Uma decisão judicial no Maranhão colocou a Apple e o Google no centro de uma polêmica sobre privacidade.
A sentença, proferida pela Vara de Interesses Difusos e Coletivos de São Luís, ordena que as gigantes tecnológicas paguem uma indenização de R$ 19 milhões por danos morais coletivos, além de R$ 500 de indenização para cada usuário do aplicativo FaceApp.
O caso surgiu a partir de uma ação movida pelo Instituto Brasileiro de Estudo e Defesa das Relações de Consumo (Ibedec). A entidade acusou o FaceApp de coletar dados dos usuários de maneira indevida e de violar a legislação brasileira de proteção de dados.
No entanto, a decisão levanta debates quanto à responsabilidade das plataformas em relação ao conteúdo de terceiros.
A aplicação da sentença também determina que Apple e Google retirem o FaceApp de suas lojas até que o app se adeque às leis brasileiras.
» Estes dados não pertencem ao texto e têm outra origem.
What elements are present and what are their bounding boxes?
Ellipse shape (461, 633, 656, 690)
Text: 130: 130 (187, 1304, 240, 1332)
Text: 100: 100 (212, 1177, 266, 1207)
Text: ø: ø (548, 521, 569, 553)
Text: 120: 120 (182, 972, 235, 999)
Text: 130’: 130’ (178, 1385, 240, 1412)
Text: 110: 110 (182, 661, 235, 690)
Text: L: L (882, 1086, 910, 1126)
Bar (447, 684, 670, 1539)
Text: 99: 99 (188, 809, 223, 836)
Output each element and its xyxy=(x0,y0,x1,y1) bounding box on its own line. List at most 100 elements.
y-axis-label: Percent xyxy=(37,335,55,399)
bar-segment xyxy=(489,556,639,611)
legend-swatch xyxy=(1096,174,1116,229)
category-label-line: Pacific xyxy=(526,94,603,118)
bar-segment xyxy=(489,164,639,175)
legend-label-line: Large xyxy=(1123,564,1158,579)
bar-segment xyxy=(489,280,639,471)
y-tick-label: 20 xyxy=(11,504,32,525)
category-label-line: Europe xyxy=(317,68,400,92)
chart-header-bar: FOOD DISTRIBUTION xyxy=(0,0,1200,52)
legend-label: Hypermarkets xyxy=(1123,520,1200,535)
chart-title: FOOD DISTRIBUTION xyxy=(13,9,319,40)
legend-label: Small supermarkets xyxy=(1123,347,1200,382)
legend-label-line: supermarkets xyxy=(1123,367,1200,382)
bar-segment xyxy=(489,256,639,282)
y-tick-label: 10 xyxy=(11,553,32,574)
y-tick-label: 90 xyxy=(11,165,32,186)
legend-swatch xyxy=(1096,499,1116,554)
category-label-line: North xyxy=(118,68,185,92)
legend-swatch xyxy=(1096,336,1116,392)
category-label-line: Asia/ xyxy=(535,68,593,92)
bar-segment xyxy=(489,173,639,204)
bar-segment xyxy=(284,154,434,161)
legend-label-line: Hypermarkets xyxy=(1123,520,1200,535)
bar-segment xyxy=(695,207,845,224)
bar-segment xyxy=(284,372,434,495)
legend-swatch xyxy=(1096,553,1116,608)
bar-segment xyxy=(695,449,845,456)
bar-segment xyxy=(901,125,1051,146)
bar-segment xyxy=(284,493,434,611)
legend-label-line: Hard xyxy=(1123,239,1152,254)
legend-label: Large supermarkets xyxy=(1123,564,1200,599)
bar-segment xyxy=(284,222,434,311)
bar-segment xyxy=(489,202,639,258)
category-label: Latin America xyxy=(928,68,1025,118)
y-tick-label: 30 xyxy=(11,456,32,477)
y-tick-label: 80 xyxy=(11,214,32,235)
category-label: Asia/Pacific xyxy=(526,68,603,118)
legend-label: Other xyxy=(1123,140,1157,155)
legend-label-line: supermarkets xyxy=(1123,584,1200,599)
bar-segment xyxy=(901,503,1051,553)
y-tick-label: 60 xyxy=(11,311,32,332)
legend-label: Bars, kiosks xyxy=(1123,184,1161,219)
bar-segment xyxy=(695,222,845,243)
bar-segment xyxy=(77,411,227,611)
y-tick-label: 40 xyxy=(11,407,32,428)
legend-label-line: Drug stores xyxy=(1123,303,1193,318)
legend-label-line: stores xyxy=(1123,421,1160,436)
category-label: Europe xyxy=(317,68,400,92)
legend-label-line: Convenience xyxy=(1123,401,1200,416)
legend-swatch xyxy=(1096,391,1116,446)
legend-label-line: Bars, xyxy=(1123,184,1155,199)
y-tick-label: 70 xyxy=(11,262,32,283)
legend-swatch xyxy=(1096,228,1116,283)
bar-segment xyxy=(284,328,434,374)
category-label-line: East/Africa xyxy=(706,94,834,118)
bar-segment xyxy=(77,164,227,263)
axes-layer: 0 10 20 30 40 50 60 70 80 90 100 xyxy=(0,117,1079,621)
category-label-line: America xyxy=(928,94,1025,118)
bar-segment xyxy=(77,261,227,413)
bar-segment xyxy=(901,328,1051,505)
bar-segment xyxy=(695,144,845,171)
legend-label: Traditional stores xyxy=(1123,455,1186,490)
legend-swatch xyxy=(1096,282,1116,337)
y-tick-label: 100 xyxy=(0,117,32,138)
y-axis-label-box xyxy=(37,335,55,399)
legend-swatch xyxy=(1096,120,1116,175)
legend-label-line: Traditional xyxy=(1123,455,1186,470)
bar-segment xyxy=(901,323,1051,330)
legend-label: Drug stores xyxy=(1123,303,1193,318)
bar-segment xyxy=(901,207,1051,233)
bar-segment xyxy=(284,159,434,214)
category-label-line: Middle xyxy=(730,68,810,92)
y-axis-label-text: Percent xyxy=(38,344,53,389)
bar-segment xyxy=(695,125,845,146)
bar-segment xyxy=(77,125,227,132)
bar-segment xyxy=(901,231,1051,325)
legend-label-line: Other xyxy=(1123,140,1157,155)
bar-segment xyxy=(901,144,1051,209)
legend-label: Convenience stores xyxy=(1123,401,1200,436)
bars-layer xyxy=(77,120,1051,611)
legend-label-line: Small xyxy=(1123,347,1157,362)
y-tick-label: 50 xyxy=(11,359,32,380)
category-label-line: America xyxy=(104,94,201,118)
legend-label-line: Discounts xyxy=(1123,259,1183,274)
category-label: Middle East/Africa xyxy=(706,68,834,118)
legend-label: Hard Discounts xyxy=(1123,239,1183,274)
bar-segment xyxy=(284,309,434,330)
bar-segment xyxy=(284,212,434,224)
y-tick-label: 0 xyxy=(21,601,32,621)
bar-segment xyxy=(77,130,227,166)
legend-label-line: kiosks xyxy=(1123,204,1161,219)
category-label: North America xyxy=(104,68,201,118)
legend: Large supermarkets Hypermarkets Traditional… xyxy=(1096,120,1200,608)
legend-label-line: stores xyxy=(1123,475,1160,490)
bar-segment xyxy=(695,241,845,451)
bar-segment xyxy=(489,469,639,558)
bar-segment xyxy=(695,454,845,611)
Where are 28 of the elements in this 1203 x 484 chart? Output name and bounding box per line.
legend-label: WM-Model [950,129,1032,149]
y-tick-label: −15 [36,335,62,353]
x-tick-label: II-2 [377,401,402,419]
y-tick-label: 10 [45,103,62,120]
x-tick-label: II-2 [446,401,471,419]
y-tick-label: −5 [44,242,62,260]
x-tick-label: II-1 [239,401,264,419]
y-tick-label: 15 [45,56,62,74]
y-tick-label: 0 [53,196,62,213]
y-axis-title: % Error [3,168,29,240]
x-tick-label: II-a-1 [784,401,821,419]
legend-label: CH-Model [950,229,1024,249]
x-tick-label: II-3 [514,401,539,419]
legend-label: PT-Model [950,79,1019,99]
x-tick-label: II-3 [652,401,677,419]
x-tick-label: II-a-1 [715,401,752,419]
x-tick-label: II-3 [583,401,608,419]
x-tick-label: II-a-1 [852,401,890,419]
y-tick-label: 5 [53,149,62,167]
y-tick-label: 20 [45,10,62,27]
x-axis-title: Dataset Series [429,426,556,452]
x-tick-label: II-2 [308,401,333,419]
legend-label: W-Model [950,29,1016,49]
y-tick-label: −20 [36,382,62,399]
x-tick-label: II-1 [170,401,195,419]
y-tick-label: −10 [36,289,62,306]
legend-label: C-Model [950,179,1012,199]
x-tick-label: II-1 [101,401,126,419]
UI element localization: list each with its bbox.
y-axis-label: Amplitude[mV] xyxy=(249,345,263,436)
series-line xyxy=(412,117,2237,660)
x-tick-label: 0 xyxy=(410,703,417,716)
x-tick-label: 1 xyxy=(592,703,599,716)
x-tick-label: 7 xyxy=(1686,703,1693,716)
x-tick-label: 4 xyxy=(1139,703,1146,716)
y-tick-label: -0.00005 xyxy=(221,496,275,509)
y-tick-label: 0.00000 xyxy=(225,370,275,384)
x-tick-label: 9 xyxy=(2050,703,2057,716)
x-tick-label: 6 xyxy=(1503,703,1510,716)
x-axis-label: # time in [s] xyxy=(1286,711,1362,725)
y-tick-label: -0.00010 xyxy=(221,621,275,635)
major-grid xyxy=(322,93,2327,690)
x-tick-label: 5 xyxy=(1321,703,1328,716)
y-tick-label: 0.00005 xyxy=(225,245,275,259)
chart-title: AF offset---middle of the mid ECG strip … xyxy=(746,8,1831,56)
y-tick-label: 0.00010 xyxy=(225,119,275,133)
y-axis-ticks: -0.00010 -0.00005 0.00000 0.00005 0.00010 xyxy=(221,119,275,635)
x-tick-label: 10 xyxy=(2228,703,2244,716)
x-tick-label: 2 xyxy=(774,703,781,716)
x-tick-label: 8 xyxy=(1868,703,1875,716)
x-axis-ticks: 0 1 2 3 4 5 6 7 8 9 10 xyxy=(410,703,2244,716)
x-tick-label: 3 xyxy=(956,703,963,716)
Apesar do impacto inicial, especialistas sugerem que a decisão pode não se sustentar em instâncias superiores, dadas as nuances envolvidas no caso.
FaceApp emprega IA para fazer alterações no rosto dos usuários – Imagem: Reprodução/FaceApp
Tanto a Apple quanto o Google alegam que não têm controle sobre o FaceApp, já que foi desenvolvido por terceiros. As empresas afirmam que sua função é meramente disponibilizar o aplicativo em suas lojas virtuais. Assim:
Apple: usuários são questionados sobre o uso dos dados antes de utilizarem o app;
Google: a atuação se limita à disponibilização do aplicativo, sem ingerência nas políticas de privacidade.
Ambas citam o Marco Civil da Internet, que exime as plataformas de responsabilidade pelo conteúdo de terceiros, salvo no descumprimento de ordens judiciais específicas.
A sentença se baseia na ideia de que as empresas, ao fornecerem o FaceApp, seriam corresponsáveis pelas práticas ilegais do app. Contudo, esse entendimento enfrenta desafios jurídicos significativos.
Responsabilidade limitada: o Marco Civil da Internet responsabiliza as plataformas apenas pelo descumprimento de ordens judiciais específicas;
Falta de ingerência: Apple e Google não desenvolvem nem controlam o FaceApp;
Precedentes favoráveis: jurisprudências anteriores não responsabilizam lojas virtuais por práticas de desenvolvedores, desde que cumpram ordens judiciais.
A expectativa é que Apple e Google recorram da decisão, já que há ausência de vínculo direto com as práticas do FaceApp. A decisão contraria tanto o Marco Civil quanto jurisprudências do Superior Tribunal de Justiça (STJ).
Além disso, o caso ressalta a importância de os usuários lerem os termos de uso dos aplicativos. Com a crescente coleta de dados na internet, a atenção aos detalhes torna-se indispensável para proteger a privacidade em meio às incertezas legais.